Since taking office in 2003, Ehrlich (R) has granted clemency to 190 former convicts, reversing a two-decade trend among state and national chief executives, who have largely shelved their power to issue pardons.
Many of his peers consider the practice politically risky, but Ehrlich said he considers it part of his constitutional duty.

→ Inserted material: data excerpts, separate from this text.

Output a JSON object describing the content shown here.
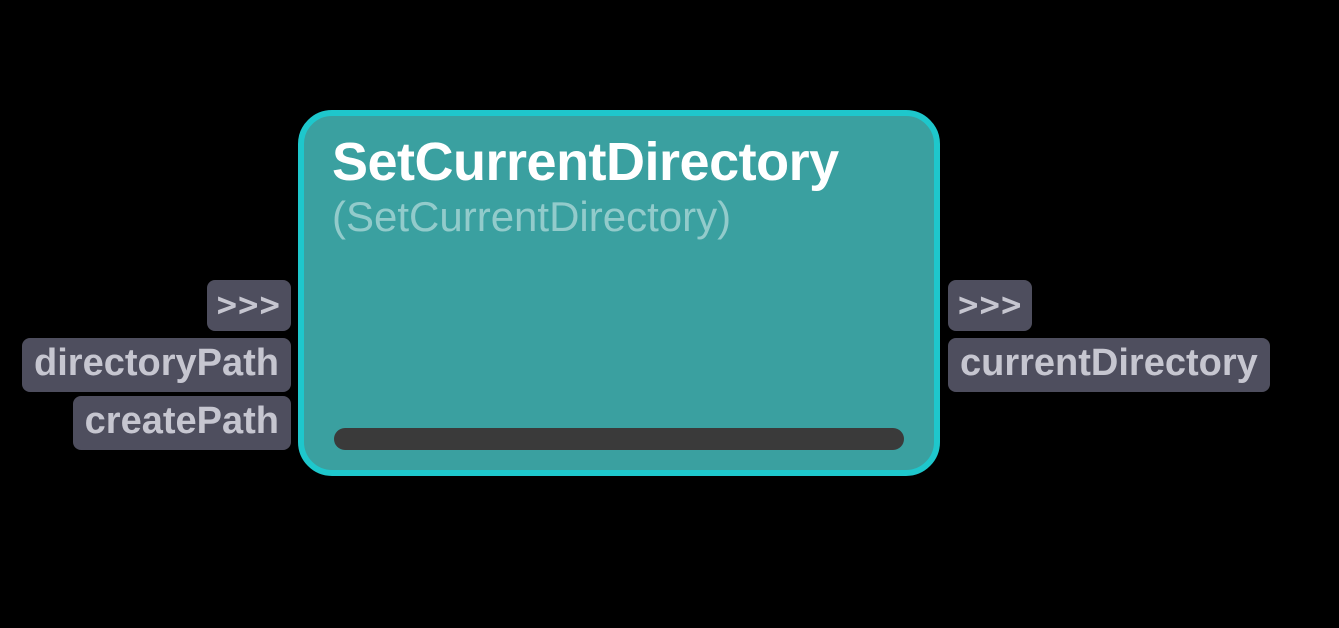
{
  "node": {
    "title": "SetCurrentDirectory",
    "subtitle": "(SetCurrentDirectory)"
  },
  "inputs": {
    "exec": ">>>",
    "ports": [
      "directoryPath",
      "createPath"
    ]
  },
  "outputs": {
    "exec": ">>>",
    "ports": [
      "currentDirectory"
    ]
  }
}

He has invoked his authority to clean the slate most often for those who have, in the aftermath of a youthful indiscretion, lived exemplary lives.

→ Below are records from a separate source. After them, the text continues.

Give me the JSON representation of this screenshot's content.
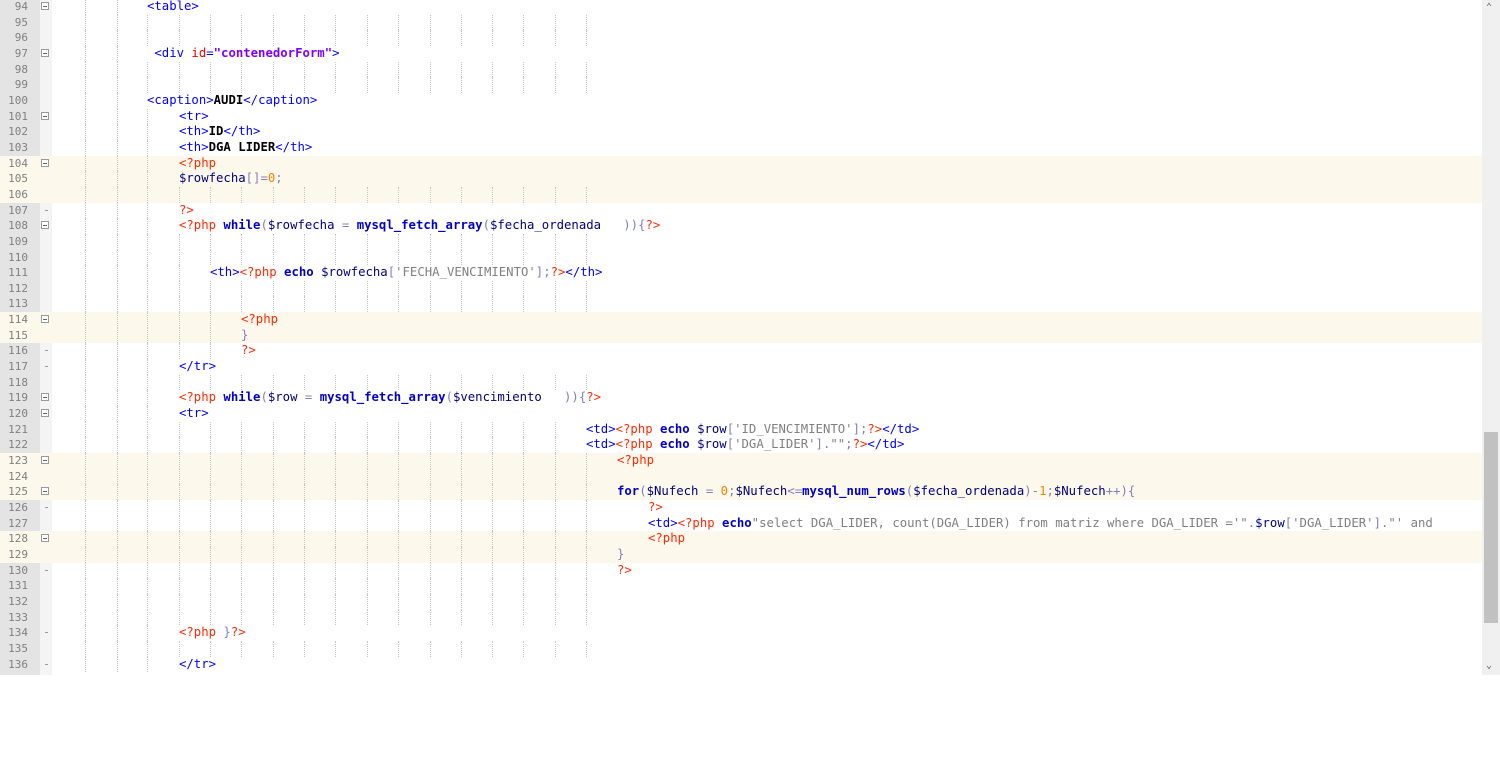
{
  "editor": {
    "lines": [
      {
        "n": "94",
        "fold": "marker",
        "indent": 3,
        "tokens": [
          [
            "tag",
            "<table>"
          ]
        ]
      },
      {
        "n": "95",
        "fold": "line",
        "indent": 0,
        "tokens": []
      },
      {
        "n": "96",
        "fold": "line",
        "indent": 0,
        "tokens": []
      },
      {
        "n": "97",
        "fold": "marker",
        "indent": 3,
        "tokens": [
          [
            "tag",
            " <div "
          ],
          [
            "attr",
            "id"
          ],
          [
            "tag",
            "="
          ],
          [
            "str",
            "\"contenedorForm\""
          ],
          [
            "tag",
            ">"
          ]
        ]
      },
      {
        "n": "98",
        "fold": "line",
        "indent": 0,
        "tokens": []
      },
      {
        "n": "99",
        "fold": "line",
        "indent": 0,
        "tokens": []
      },
      {
        "n": "100",
        "fold": "line",
        "indent": 3,
        "tokens": [
          [
            "tag",
            "<caption>"
          ],
          [
            "text",
            "AUDI"
          ],
          [
            "tag",
            "</caption>"
          ]
        ]
      },
      {
        "n": "101",
        "fold": "marker",
        "indent": 4,
        "tokens": [
          [
            "tag",
            "<tr>"
          ]
        ]
      },
      {
        "n": "102",
        "fold": "line",
        "indent": 4,
        "tokens": [
          [
            "tag",
            "<th>"
          ],
          [
            "text",
            "ID"
          ],
          [
            "tag",
            "</th>"
          ]
        ]
      },
      {
        "n": "103",
        "fold": "line",
        "indent": 4,
        "tokens": [
          [
            "tag",
            "<th>"
          ],
          [
            "text",
            "DGA LIDER"
          ],
          [
            "tag",
            "</th>"
          ]
        ]
      },
      {
        "n": "104",
        "fold": "marker",
        "hl": true,
        "indent": 4,
        "tokens": [
          [
            "php",
            "<?php"
          ]
        ]
      },
      {
        "n": "105",
        "fold": "line",
        "hl": true,
        "indent": 4,
        "tokens": [
          [
            "var",
            "$rowfecha"
          ],
          [
            "op",
            "[]="
          ],
          [
            "num",
            "0"
          ],
          [
            "op",
            ";"
          ]
        ]
      },
      {
        "n": "106",
        "fold": "line",
        "hl": true,
        "indent": 0,
        "tokens": []
      },
      {
        "n": "107",
        "fold": "end",
        "indent": 4,
        "tokens": [
          [
            "php",
            "?>"
          ]
        ]
      },
      {
        "n": "108",
        "fold": "marker",
        "indent": 4,
        "tokens": [
          [
            "php",
            "<?php "
          ],
          [
            "kw",
            "while"
          ],
          [
            "op",
            "("
          ],
          [
            "var",
            "$rowfecha"
          ],
          [
            "op",
            " = "
          ],
          [
            "kw",
            "mysql_fetch_array"
          ],
          [
            "op",
            "("
          ],
          [
            "var",
            "$fecha_ordenada   "
          ],
          [
            "op",
            "))"
          ],
          [
            "op",
            "{"
          ],
          [
            "php",
            "?>"
          ]
        ]
      },
      {
        "n": "109",
        "fold": "line",
        "indent": 0,
        "tokens": []
      },
      {
        "n": "110",
        "fold": "line",
        "indent": 0,
        "tokens": []
      },
      {
        "n": "111",
        "fold": "line",
        "indent": 5,
        "tokens": [
          [
            "tag",
            "<th>"
          ],
          [
            "php",
            "<?php "
          ],
          [
            "kw",
            "echo "
          ],
          [
            "var",
            "$rowfecha"
          ],
          [
            "op",
            "["
          ],
          [
            "phpstr",
            "'FECHA_VENCIMIENTO'"
          ],
          [
            "op",
            "];"
          ],
          [
            "php",
            "?>"
          ],
          [
            "tag",
            "</th>"
          ]
        ]
      },
      {
        "n": "112",
        "fold": "line",
        "indent": 0,
        "tokens": []
      },
      {
        "n": "113",
        "fold": "line",
        "indent": 0,
        "tokens": []
      },
      {
        "n": "114",
        "fold": "marker",
        "hl": true,
        "indent": 6,
        "tokens": [
          [
            "php",
            "<?php"
          ]
        ]
      },
      {
        "n": "115",
        "fold": "line",
        "hl": true,
        "indent": 6,
        "tokens": [
          [
            "op",
            "}"
          ]
        ]
      },
      {
        "n": "116",
        "fold": "end",
        "indent": 6,
        "tokens": [
          [
            "php",
            "?>"
          ]
        ]
      },
      {
        "n": "117",
        "fold": "end",
        "indent": 4,
        "tokens": [
          [
            "tag",
            "</tr>"
          ]
        ]
      },
      {
        "n": "118",
        "fold": "line",
        "indent": 0,
        "tokens": []
      },
      {
        "n": "119",
        "fold": "marker",
        "indent": 4,
        "tokens": [
          [
            "php",
            "<?php "
          ],
          [
            "kw",
            "while"
          ],
          [
            "op",
            "("
          ],
          [
            "var",
            "$row"
          ],
          [
            "op",
            " = "
          ],
          [
            "kw",
            "mysql_fetch_array"
          ],
          [
            "op",
            "("
          ],
          [
            "var",
            "$vencimiento   "
          ],
          [
            "op",
            "))"
          ],
          [
            "op",
            "{"
          ],
          [
            "php",
            "?>"
          ]
        ]
      },
      {
        "n": "120",
        "fold": "marker",
        "indent": 4,
        "tokens": [
          [
            "tag",
            "<tr>"
          ]
        ]
      },
      {
        "n": "121",
        "fold": "line",
        "indent": 18,
        "tokens": [
          [
            "tag",
            "<td>"
          ],
          [
            "php",
            "<?php "
          ],
          [
            "kw",
            "echo "
          ],
          [
            "var",
            "$row"
          ],
          [
            "op",
            "["
          ],
          [
            "phpstr",
            "'ID_VENCIMIENTO'"
          ],
          [
            "op",
            "];"
          ],
          [
            "php",
            "?>"
          ],
          [
            "tag",
            "</td>"
          ]
        ]
      },
      {
        "n": "122",
        "fold": "line",
        "indent": 18,
        "tokens": [
          [
            "tag",
            "<td>"
          ],
          [
            "php",
            "<?php "
          ],
          [
            "kw",
            "echo "
          ],
          [
            "var",
            "$row"
          ],
          [
            "op",
            "["
          ],
          [
            "phpstr",
            "'DGA_LIDER'"
          ],
          [
            "op",
            "]."
          ],
          [
            "phpstr",
            "\"\""
          ],
          [
            "op",
            ";"
          ],
          [
            "php",
            "?>"
          ],
          [
            "tag",
            "</td>"
          ]
        ]
      },
      {
        "n": "123",
        "fold": "marker",
        "hl": true,
        "indent": 19,
        "tokens": [
          [
            "php",
            "<?php"
          ]
        ]
      },
      {
        "n": "124",
        "fold": "line",
        "hl": true,
        "indent": 0,
        "tokens": []
      },
      {
        "n": "125",
        "fold": "marker",
        "hl": true,
        "indent": 19,
        "tokens": [
          [
            "kw",
            "for"
          ],
          [
            "op",
            "("
          ],
          [
            "var",
            "$Nufech"
          ],
          [
            "op",
            " = "
          ],
          [
            "num",
            "0"
          ],
          [
            "op",
            ";"
          ],
          [
            "var",
            "$Nufech"
          ],
          [
            "op",
            "<="
          ],
          [
            "kw",
            "mysql_num_rows"
          ],
          [
            "op",
            "("
          ],
          [
            "var",
            "$fecha_ordenada"
          ],
          [
            "op",
            ")-"
          ],
          [
            "num",
            "1"
          ],
          [
            "op",
            ";"
          ],
          [
            "var",
            "$Nufech"
          ],
          [
            "op",
            "++){"
          ]
        ]
      },
      {
        "n": "126",
        "fold": "end",
        "indent": 20,
        "tokens": [
          [
            "php",
            "?>"
          ]
        ]
      },
      {
        "n": "127",
        "fold": "line",
        "indent": 20,
        "tokens": [
          [
            "tag",
            "<td>"
          ],
          [
            "php",
            "<?php "
          ],
          [
            "kw",
            "echo"
          ],
          [
            "phpstr",
            "\"select DGA_LIDER, count(DGA_LIDER) from matriz where DGA_LIDER ='\""
          ],
          [
            "op",
            "."
          ],
          [
            "var",
            "$row"
          ],
          [
            "op",
            "["
          ],
          [
            "phpstr",
            "'DGA_LIDER'"
          ],
          [
            "op",
            "]."
          ],
          [
            "phpstr",
            "\"' and"
          ]
        ]
      },
      {
        "n": "128",
        "fold": "marker",
        "hl": true,
        "indent": 20,
        "tokens": [
          [
            "php",
            "<?php"
          ]
        ]
      },
      {
        "n": "129",
        "fold": "line",
        "hl": true,
        "indent": 19,
        "tokens": [
          [
            "op",
            "}"
          ]
        ]
      },
      {
        "n": "130",
        "fold": "end",
        "indent": 19,
        "tokens": [
          [
            "php",
            "?>"
          ]
        ]
      },
      {
        "n": "131",
        "fold": "line",
        "indent": 0,
        "tokens": []
      },
      {
        "n": "132",
        "fold": "line",
        "indent": 0,
        "tokens": []
      },
      {
        "n": "133",
        "fold": "line",
        "indent": 0,
        "tokens": []
      },
      {
        "n": "134",
        "fold": "end",
        "indent": 4,
        "tokens": [
          [
            "php",
            "<?php "
          ],
          [
            "op",
            "}"
          ],
          [
            "php",
            "?>"
          ]
        ]
      },
      {
        "n": "135",
        "fold": "line",
        "indent": 0,
        "tokens": []
      },
      {
        "n": "136",
        "fold": "end",
        "indent": 4,
        "tokens": [
          [
            "tag",
            "</tr>"
          ]
        ]
      }
    ]
  },
  "scrollbar": {
    "up_icon": "chevron-up-icon",
    "down_icon": "chevron-down-icon",
    "up_glyph": "⌃",
    "down_glyph": "⌄",
    "scroll_fraction": 0.68
  }
}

For example, a series of pardons in recent weeks enabled a 29-year-old Cumberland man to receive a gun permit despite a 1998 arrest in a fistfight and a Hagerstown man, 56, to get a job as a security guard despite a 21-year-old battery conviction.
But the governor has also tackled cases that his predecessor wouldn't touch: a backlog of clemency appeals from lifers who had convinced state parole officials that they were ready to be released. "You have these situations where race may have played a part, insufficient counsel may have played a part, where the shooter is out and the accomplice is still in," Ehrlich said. "Those needed to be addressed."

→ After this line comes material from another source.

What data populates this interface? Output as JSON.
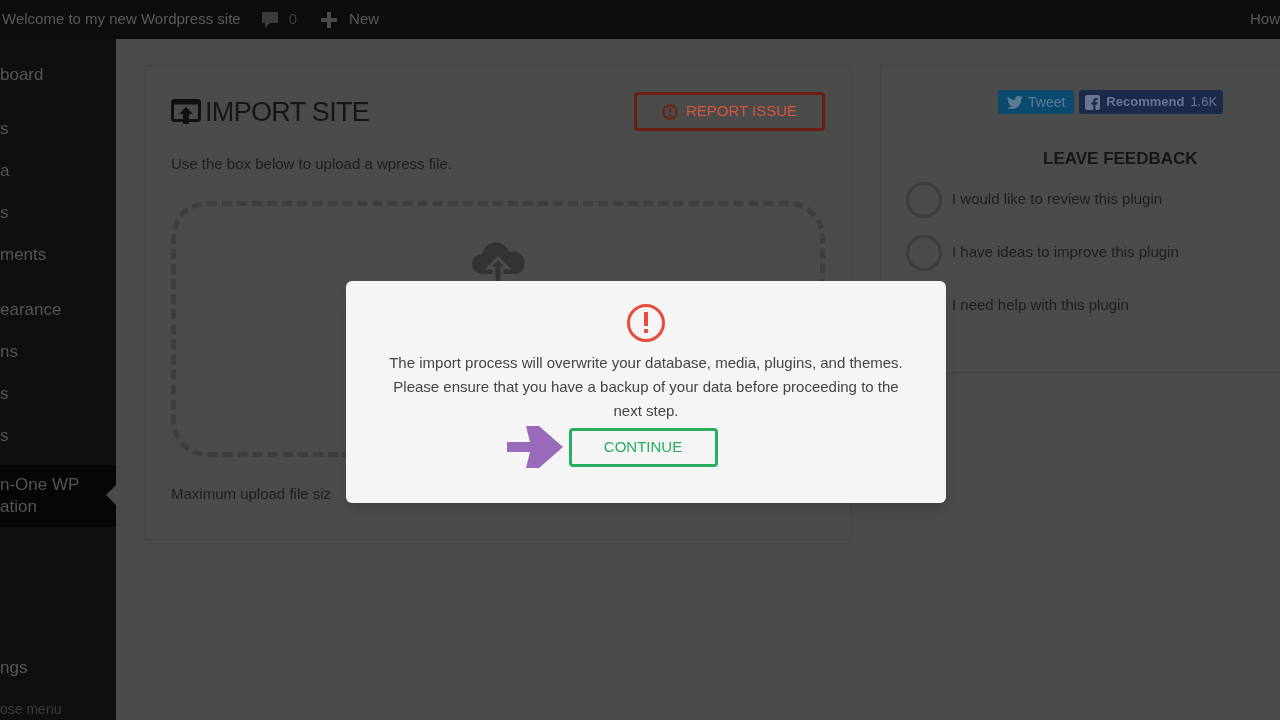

His pardons touched people across the state and across party lines.
Ehrlich's political advisers cringed when he began holding monthly meetings to review pardon applications, but, he said, his law school training and his marriage to a public defender instilled in him a sense of duty.
"This is what governors do," Ehrlich said. "Criminal justice is something I'm trained in, and I believe in it. But I know at times the system doesn't work even though there are a lot of safeguards."
Ehrlich's Democratic predecessor, Parris N. Glendening, pardoned or commuted the sentences of one-fifth as many felons in his first term and refused to release lifers, maintaining a "life means life" stance throughout his tenure. His reluctance is not uncommon among governors. Nor is it inconsistent with the federal trend. President Bush has largely sidelined the practice, issuing 99 pardons since he took office, the fewest of any modern president.
"It appears that the only two incumbent chief executives who approach their pardoning responsibilities with any amount of proper respect are Governor Robert Ehrlich of Maryland and President Josiah Bartlet of 'The West Wing,' " wrote Margaret Colgate Love, a Democrat who was President Bill Clinton's pardon attorney, in a paper published in January by the American Bar Association.
In an interview, Love said that ever since the Willie Horton episode -- when an attack on a Maryland couple by a furloughed prisoner helped doom the presidential ambitions of then-Massachusetts Gov. Michael S. Dukakis (D) in 1988 -- politicians have considered pardoned criminals ticking time bombs, capable of destroying a career with a single act.
Glendening said he had been concerned about maintaining a consistent policy. With most pardon petitions coming from former felons who wanted guns, he said, he "had real concerns" about putting firearms in their hands.